Film de Thomas Bidegain et de Marc Fitoussi

Avec Elsa Zylberstein, Manu Payet, Blanche Gardin

 

Synopsis :  Dans un monde où la technologie numérique a envahi nos vies, certains d’entre nous finissent par craquer.
Addict ou technophobe, en famille ou à l’école, au travail ou dans les relations amoureuses, Selfie raconte les destins comiques et sauvages d’Homo Numericus au bord de la crise de nerfs…

 

Mon humble avis : Une comédie décapante, cynique à souhait, qui passe au vitriol notre société ultra connectée et évidemment ses dérives, ses excès, son ridicule...

C'est caricaturé évidemment, mais si peu en fait, et hélas... Répliques et situations sont truculentes. Seule la fin m'a un peu semblé partir à vau l'eau, c'est le cas de le dire. Mais pas bien grave, le message est largement passé !

Cinq histoires se suivent et s'entrelacent et certains personnages sont présents dans différents actes, un peu comme un fil conducteur, ou une patate chaude !

C'est l'histoire avec Elsa Zylberstein qui m'a le plus plu, car les personnages principaux y sont beaucoup plus subtils qu'en apparence.

L'acte avec la famille qui filme constamment l'évolution de la maladie gravissime de leur enfant est le plus cynique. Et oui, enfant guéri = moins de followers et de likes et de comm'... Les voyeurs vont voir ailleurs et cette famille cherche désespérément un moyen de continuer à passionner le monde entier.

Bref, ce film qui fait franchement rire (même si parfois jaune) montre à, la perfection l'addiction actuelle de la société au tout connecté et les dangers que cela comporte.
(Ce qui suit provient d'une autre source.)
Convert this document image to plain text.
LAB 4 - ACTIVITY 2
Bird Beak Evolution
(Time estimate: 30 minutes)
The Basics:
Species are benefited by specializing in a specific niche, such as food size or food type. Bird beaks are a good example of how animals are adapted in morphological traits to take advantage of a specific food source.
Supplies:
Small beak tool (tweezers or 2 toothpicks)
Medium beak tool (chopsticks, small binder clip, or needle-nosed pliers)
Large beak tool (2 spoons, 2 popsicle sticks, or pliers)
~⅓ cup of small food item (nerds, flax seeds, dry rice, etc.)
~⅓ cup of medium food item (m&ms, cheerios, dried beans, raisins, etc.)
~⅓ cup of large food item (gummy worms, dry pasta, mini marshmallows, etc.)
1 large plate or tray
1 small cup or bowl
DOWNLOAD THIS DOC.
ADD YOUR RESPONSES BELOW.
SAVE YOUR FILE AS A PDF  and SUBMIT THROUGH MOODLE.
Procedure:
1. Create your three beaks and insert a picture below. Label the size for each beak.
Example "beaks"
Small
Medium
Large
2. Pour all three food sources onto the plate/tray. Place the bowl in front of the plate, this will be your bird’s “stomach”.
Tout n'est plus qu'histoire d'algorithme, de course aux likes, aux followers, la vie et l'intime est partagée avec le monde entier, il faut équilibrer les compte, les points, noter tout, tout le monde, n'importe comment et pour n'importe quoi. Faut avoir une bonne note mais pas trop bonne non plus. Bref, la vie ne se vit plus que par écrans interposés, le téléphone greffée à la main et la wifi en perfusion.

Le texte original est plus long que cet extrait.